Critique du volume manga
Publiée le Vendredi, 08 Septembre 2023
Annoncée il y a plus d'un an à l'occasion de Japan Expo 2022, la collection Alpha des éditions Vega-Dupuis prend enfin forme en ce début de mois de septembre ! Rappelons que cette collection sera centrée sur des projets plus artistiques, qui s’affranchissent des codes traditionnels du manga tant niveau format que niveau contenu. Et pour l'inaugurer, l'éditeur nous propose de découvrir Kurage, un nom à double-sens puisqu'en japonais cela peut signifier à la fois "En dehors du plaisir et de la souffrance" ou tout simplement "Méduse". Sorti au Japon en volume broché en janvier 2022 après une prépublication dans le prestigieux magazine Comic Beam d'Enterbain/Kadokawa magazine réputé pour ses auteurs à la patte bien personnelle et travaillée), il s'agit du deuxième mangaka de la carrière de Hishiwo Miyazawa, un artiste qui a début en tant que mangaka professionnel sur le tard puisqu'il avait déjà la quarantaine passée quand il a commencé en 2020 sa première série Manga Henshuusha ga Kaisha wo Yamete Inakagurashi wo Shitara Isekai Datta Ken.
Kurage nous immisce auprès de Yôsuke, un jeune homme vivant en banlieue de Tôkyô qui, visiblement éreinté par un travail qui commence à le blaser, s'endort dans le bus, rate son arrêt et, bien plus tard, se réveille au terminus, en pleine province du bord de mer. Dans cette petite station balnéaire hors du temps et désertée par les clients, il rencontre un gamin du nom de Kazuki, s'installe dans l'auberge déserte du coin, s'accorde du temps de repos puisque le prochain bus ne passera pas avant un bon moment... mais au fur et à mesure qu'il profite du charme de ce bord de mer et de la mer elle-même, de lointains souvenirs d'enfance, visiblement issus de son village natal, se rappellent à sa mémoire, sans qu'ils puisse toujours précisément définir quelles sont les parts de rêve et de réalité dans tout ceci. Et bientôt, des questions se posent: qu'est-il arrivé de troublant dans son enfance qui se dévoile à petites doses ? Pourquoi est-il en réalité arrivé dans cette station balnéaire ? Et qui est réellement Kazuki ?
Miyazawa nous invite dans un bien mystérieux et quelque peu surnaturel voyage, un voyage à la fois physique jusqu'à ce bord de mer paisible, et intérieur au vu de ce qui se révèle petit à petit sur les principaux personnages à travers leurs souvenirs et leurs visions, ce petit développement principalement autour de Yôsuke donnant lieu à quelques réflexions sur la mémoire, les regrets et la fugacité des choses, le tout au rythme de l'environnement de la station balnéaire.
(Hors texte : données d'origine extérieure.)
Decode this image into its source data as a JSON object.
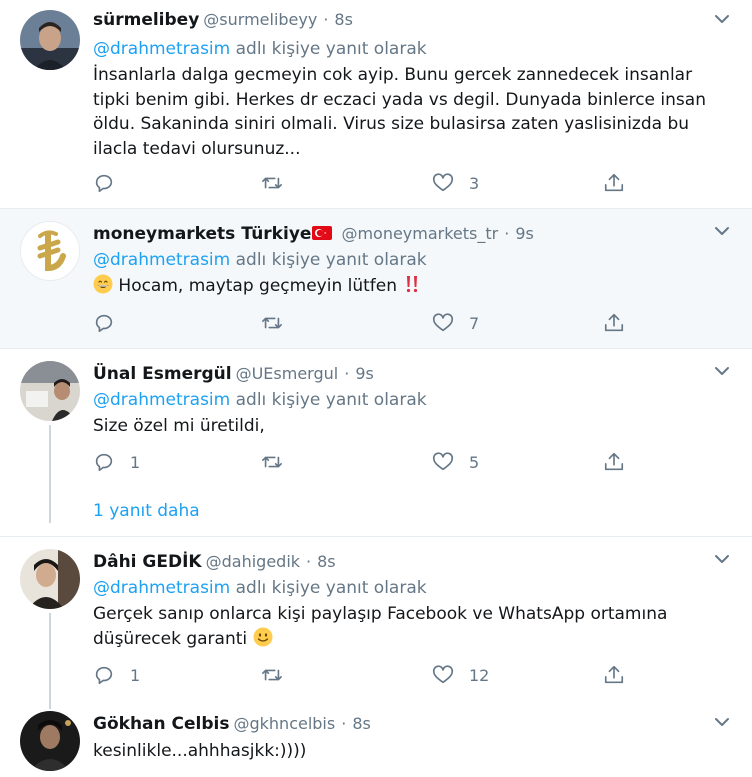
{
  "reply_prefix_suffix": "adlı kişiye yanıt olarak",
  "tweets": [
    {
      "name": "sürmelibey",
      "handle": "@surmelibeyy",
      "time": "8s",
      "reply_to": "@drahmetrasim",
      "text": "İnsanlarla dalga gecmeyin cok ayip. Bunu gercek zannedecek insanlar tipki benim gibi. Herkes dr eczaci yada vs degil. Dunyada binlerce insan öldu. Sakaninda siniri olmali. Virus size bulasirsa zaten yaslisinizda bu ilacla tedavi olursunuz...",
      "replies": "",
      "retweets": "",
      "likes": "3"
    },
    {
      "name": "moneymarkets Türkiye",
      "handle": "@moneymarkets_tr",
      "time": "9s",
      "reply_to": "@drahmetrasim",
      "text": "Hocam, maytap geçmeyin lütfen",
      "replies": "",
      "retweets": "",
      "likes": "7"
    },
    {
      "name": "Ünal Esmergül",
      "handle": "@UEsmergul",
      "time": "9s",
      "reply_to": "@drahmetrasim",
      "text": "Size özel mi üretildi,",
      "replies": "1",
      "retweets": "",
      "likes": "5"
    },
    {
      "name": "Dâhi GEDİK",
      "handle": "@dahigedik",
      "time": "8s",
      "reply_to": "@drahmetrasim",
      "text": "Gerçek sanıp onlarca kişi paylaşıp Facebook ve WhatsApp ortamına düşürecek garanti",
      "replies": "1",
      "retweets": "",
      "likes": "12"
    },
    {
      "name": "Gökhan Celbis",
      "handle": "@gkhncelbis",
      "time": "8s",
      "reply_to": "",
      "text": "kesinlikle...ahhhasjkk:))))",
      "replies": "",
      "retweets": "",
      "likes": ""
    }
  ],
  "more_replies": "1 yanıt daha",
  "colors": {
    "link": "#1da1f2",
    "secondary": "#657786",
    "border": "#e6ecf0",
    "shaded_bg": "#f5f8fa",
    "heart_double": "#dd2e44",
    "flag": "#e30a17"
  },
  "icons": {
    "reply": "reply-icon",
    "retweet": "retweet-icon",
    "like": "heart-icon",
    "share": "share-icon",
    "menu": "chevron-down-icon"
  }
}
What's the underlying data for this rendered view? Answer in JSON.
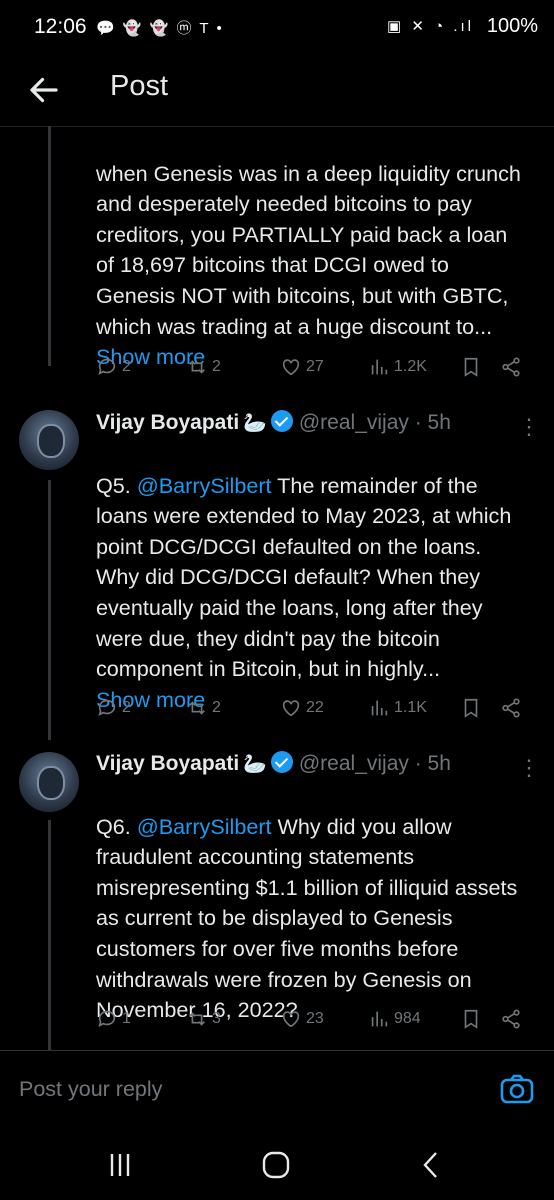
{
  "status_bar": {
    "time": "12:06",
    "notifications": "💬 👻 👻 ⓜ T •",
    "battery": "100%"
  },
  "header": {
    "title": "Post"
  },
  "posts": [
    {
      "text_plain": "when Genesis was in a deep liquidity crunch and desperately needed bitcoins to pay creditors, you PARTIALLY paid back a loan of 18,697 bitcoins that DCGI owed to Genesis NOT with bitcoins, but with GBTC, which was trading at a huge discount to...",
      "show_more": "Show more",
      "replies": "2",
      "reposts": "2",
      "likes": "27",
      "views": "1.2K"
    },
    {
      "name": "Vijay Boyapati",
      "emoji": "🦢",
      "handle": "@real_vijay · 5h",
      "prefix": "Q5.",
      "mention": "@BarrySilbert",
      "text_plain": " The remainder of the loans were extended to May 2023, at which point DCG/DCGI defaulted on the loans. Why did DCG/DCGI default? When they eventually paid the loans, long after they were due, they didn't pay the bitcoin component in Bitcoin, but in highly...",
      "show_more": "Show more",
      "replies": "2",
      "reposts": "2",
      "likes": "22",
      "views": "1.1K"
    },
    {
      "name": "Vijay Boyapati",
      "emoji": "🦢",
      "handle": "@real_vijay · 5h",
      "prefix": "Q6.",
      "mention": "@BarrySilbert",
      "text_plain": " Why did you allow fraudulent accounting statements misrepresenting $1.1 billion of illiquid assets as current to be displayed to Genesis customers for over five months before withdrawals were frozen by Genesis on November 16, 2022?",
      "replies": "1",
      "reposts": "3",
      "likes": "23",
      "views": "984"
    }
  ],
  "reply_bar": {
    "placeholder": "Post your reply"
  },
  "icons": {
    "back": "arrow-left-icon",
    "reply": "reply-icon",
    "repost": "repost-icon",
    "like": "heart-icon",
    "views": "views-icon",
    "bookmark": "bookmark-icon",
    "share": "share-icon",
    "camera": "camera-icon"
  },
  "colors": {
    "accent": "#1d9bf0",
    "background": "#000000",
    "muted": "#71767b"
  }
}
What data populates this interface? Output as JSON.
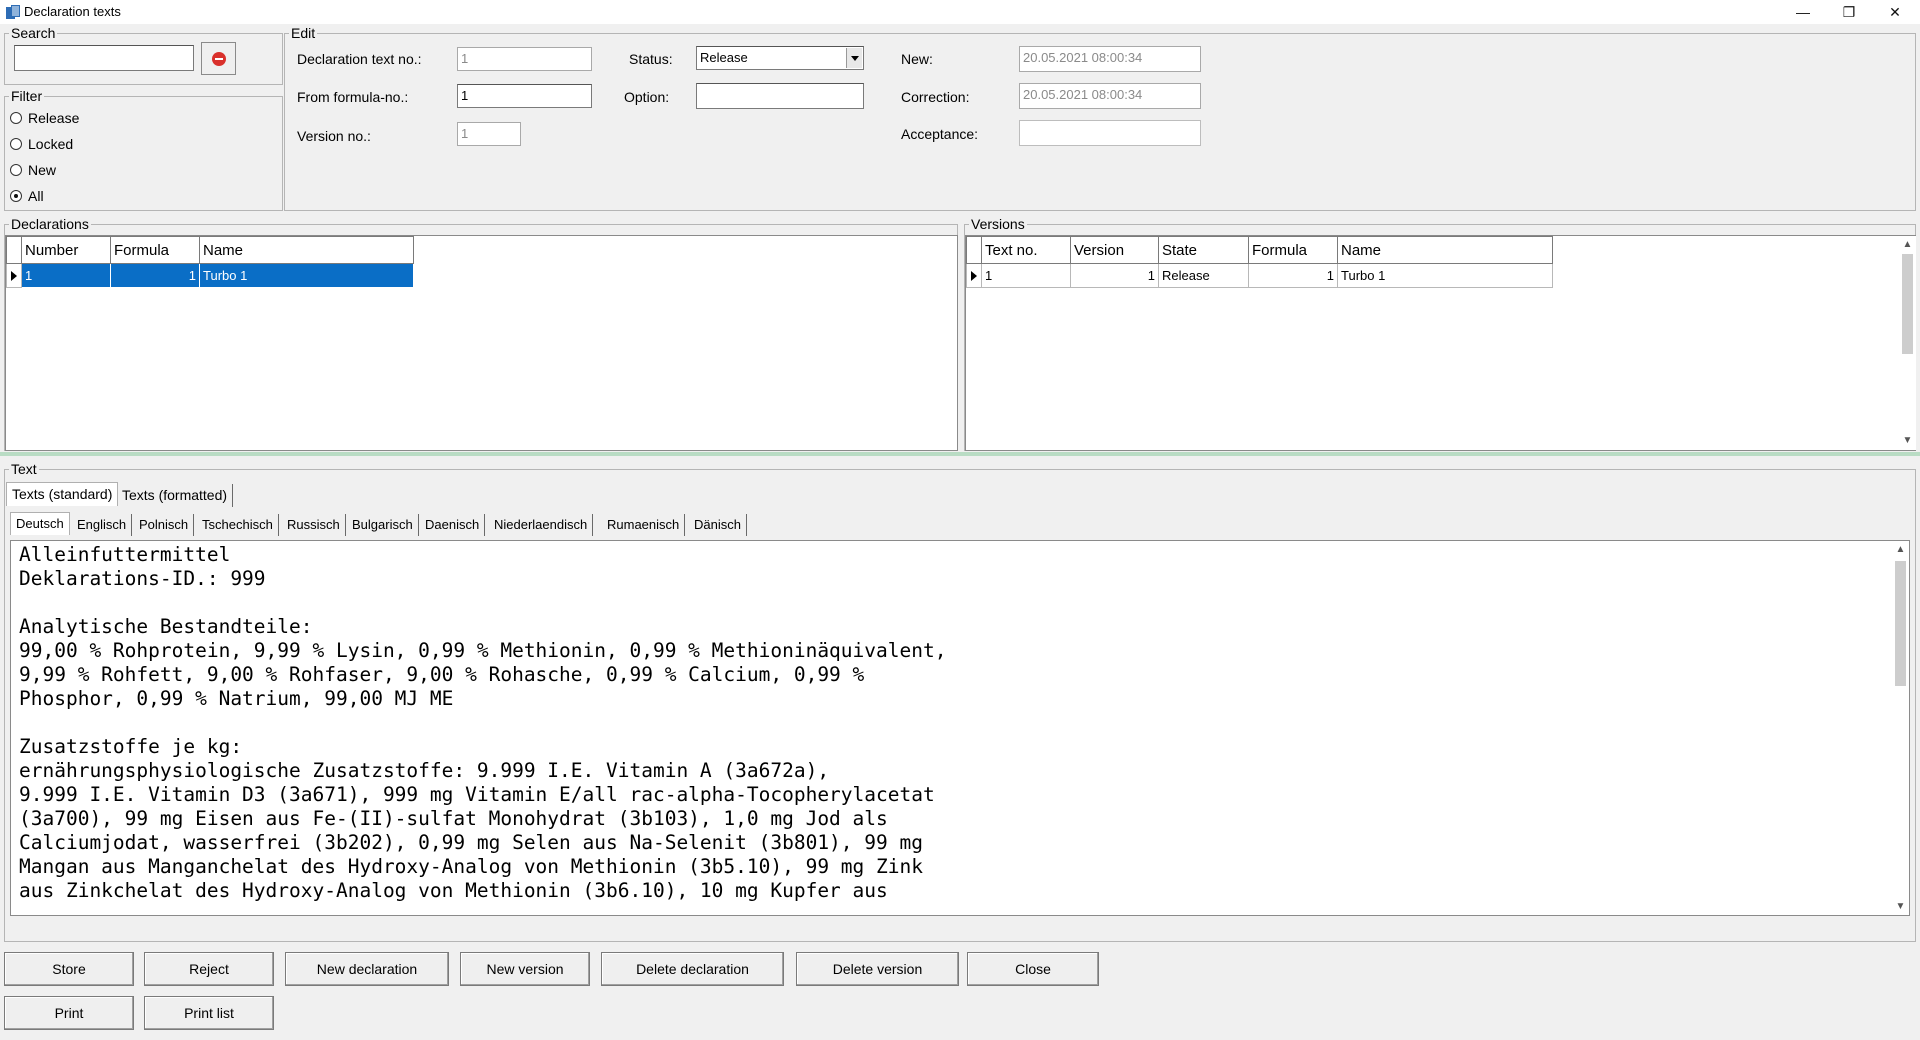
{
  "window": {
    "title": "Declaration texts",
    "minimize_icon": "minimize-icon",
    "restore_icon": "restore-icon",
    "close_icon": "close-icon"
  },
  "search": {
    "label": "Search",
    "value": "",
    "clear_icon": "clear-icon"
  },
  "filter": {
    "label": "Filter",
    "options": [
      {
        "label": "Release",
        "checked": false
      },
      {
        "label": "Locked",
        "checked": false
      },
      {
        "label": "New",
        "checked": false
      },
      {
        "label": "All",
        "checked": true
      }
    ]
  },
  "edit": {
    "label": "Edit",
    "declaration_text_no_label": "Declaration text no.:",
    "declaration_text_no": "1",
    "from_formula_no_label": "From formula-no.:",
    "from_formula_no": "1",
    "version_no_label": "Version no.:",
    "version_no": "1",
    "status_label": "Status:",
    "status": "Release",
    "option_label": "Option:",
    "option": "",
    "new_label": "New:",
    "new": "20.05.2021 08:00:34",
    "correction_label": "Correction:",
    "correction": "20.05.2021 08:00:34",
    "acceptance_label": "Acceptance:",
    "acceptance": ""
  },
  "declarations": {
    "label": "Declarations",
    "columns": [
      "Number",
      "Formula",
      "Name"
    ],
    "rows": [
      {
        "number": "1",
        "formula": "1",
        "name": "Turbo 1"
      }
    ]
  },
  "versions": {
    "label": "Versions",
    "columns": [
      "Text no.",
      "Version",
      "State",
      "Formula",
      "Name"
    ],
    "rows": [
      {
        "text_no": "1",
        "version": "1",
        "state": "Release",
        "formula": "1",
        "name": "Turbo 1"
      }
    ]
  },
  "text": {
    "label": "Text",
    "tabs": [
      "Texts (standard)",
      "Texts (formatted)"
    ],
    "language_tabs": [
      "Deutsch",
      "Englisch",
      "Polnisch",
      "Tschechisch",
      "Russisch",
      "Bulgarisch",
      "Daenisch",
      "Niederlaendisch",
      "Rumaenisch",
      "Dänisch"
    ],
    "content": "Alleinfuttermittel\nDeklarations-ID.: 999\n\nAnalytische Bestandteile:\n99,00 % Rohprotein, 9,99 % Lysin, 0,99 % Methionin, 0,99 % Methioninäquivalent,\n9,99 % Rohfett, 9,00 % Rohfaser, 9,00 % Rohasche, 0,99 % Calcium, 0,99 %\nPhosphor, 0,99 % Natrium, 99,00 MJ ME\n\nZusatzstoffe je kg:\nernährungsphysiologische Zusatzstoffe: 9.999 I.E. Vitamin A (3a672a),\n9.999 I.E. Vitamin D3 (3a671), 999 mg Vitamin E/all rac-alpha-Tocopherylacetat\n(3a700), 99 mg Eisen aus Fe-(II)-sulfat Monohydrat (3b103), 1,0 mg Jod als\nCalciumjodat, wasserfrei (3b202), 0,99 mg Selen aus Na-Selenit (3b801), 99 mg\nMangan aus Manganchelat des Hydroxy-Analog von Methionin (3b5.10), 99 mg Zink\naus Zinkchelat des Hydroxy-Analog von Methionin (3b6.10), 10 mg Kupfer aus"
  },
  "buttons": {
    "store": "Store",
    "reject": "Reject",
    "new_declaration": "New declaration",
    "new_version": "New version",
    "delete_declaration": "Delete declaration",
    "delete_version": "Delete version",
    "close": "Close",
    "print": "Print",
    "print_list": "Print list"
  },
  "colors": {
    "selection": "#0a6ec6",
    "splitter": "#b9dcc4",
    "clear_button": "#d9302b"
  }
}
Et cet environnement est peut-être bien ce que l'artiste dépeint le mieux, tant il s'applique à nous le faire ressentir dans le moindre détail. Que ce soit en attirant notre attention sur tous les petits éléments qui le composent (en tête l'eau et les êtres qui y vivent ainsi que les décors tantôt foisonnants tantôt épurés, tout ceci étant très soigneusement dessiné) ou en éveillant nos sens au rythme des vagues, du bruit de la pluie, de la chaleur ou de l'odeur des vieux tatamis de l'auberge, le mangaka séduit à n'en plus finir, en se positionnant quelque part entre le naturalisme de Daisuke Igarashi (Les Enfants de la Mer, Designs, Petite Forêt) et la contemplation de Yuki Urushibara (Mushishi, Underwater, Flow).
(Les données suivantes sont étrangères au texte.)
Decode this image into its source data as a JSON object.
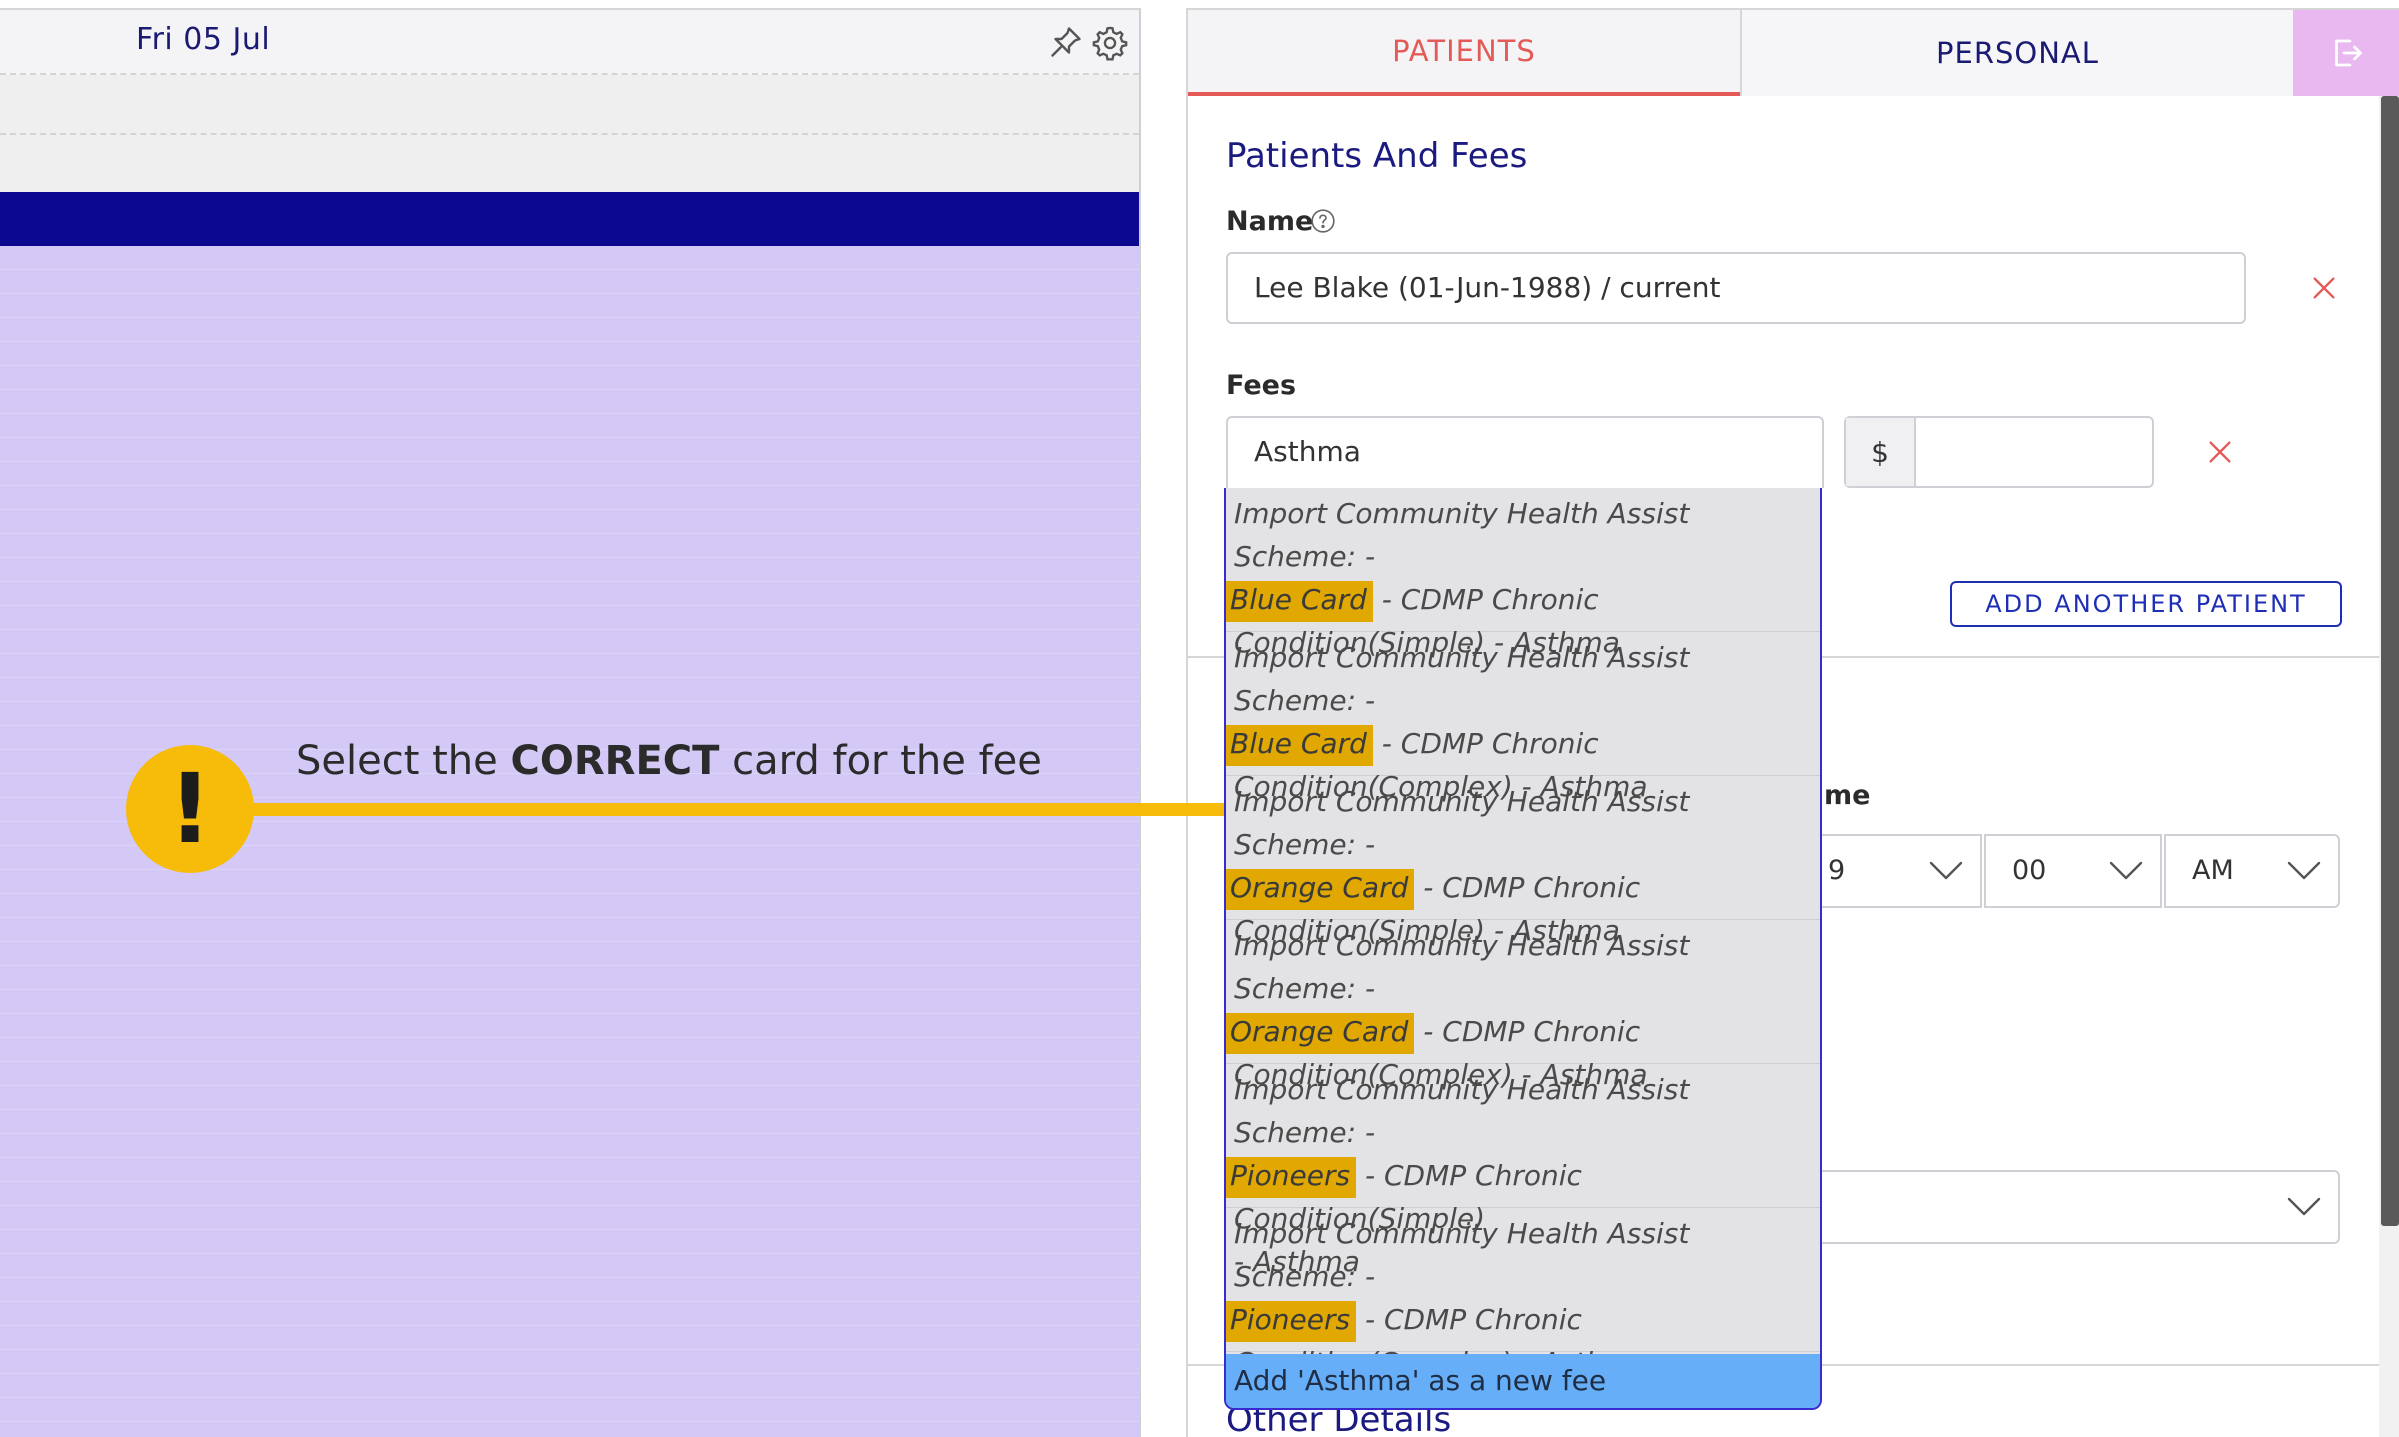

On se laisse alors totalement séduire par l'atmosphère qui imprègne quasiment chaque page de ce récit qui en compte environ 150. Et pour compléter le livre, on découvrira également une histoire courte de 19 pages changeant de registre en tendant plus vers la SF et se révélant elle aussi assez intéressante, notamment dans ses décors et designs.
C'est donc une bien belle oeuvre qui inaugure la collection Alpha, qui plus est dans une qualité éditoriale impeccable. Il faudra, certes, accepter de débourser 20€ pour un ouvrage n'atteignant même pas les 180 pages, mais ça les vaut au vu du travail effectué: le très grand format de 175x240mm met bien en valeur le travail graphique de l'auteur, la foisonnante couverture aux nuances de bleu est rehaussée par quelques éléments blancs en vernis sélectif, le papier bien blanc, épais et opaque permet une excellente impression, le poster dépliant du début permet de profiter au mieux de l'intégralité de l'illustration de la couverture, la page en couleur sur papier glacé qui suit se dépliant est tout aussi agréable, le lettrage de Daphné Belt est très propre, et la traduction de Margot Maillac est claire d'un bout à l'autre.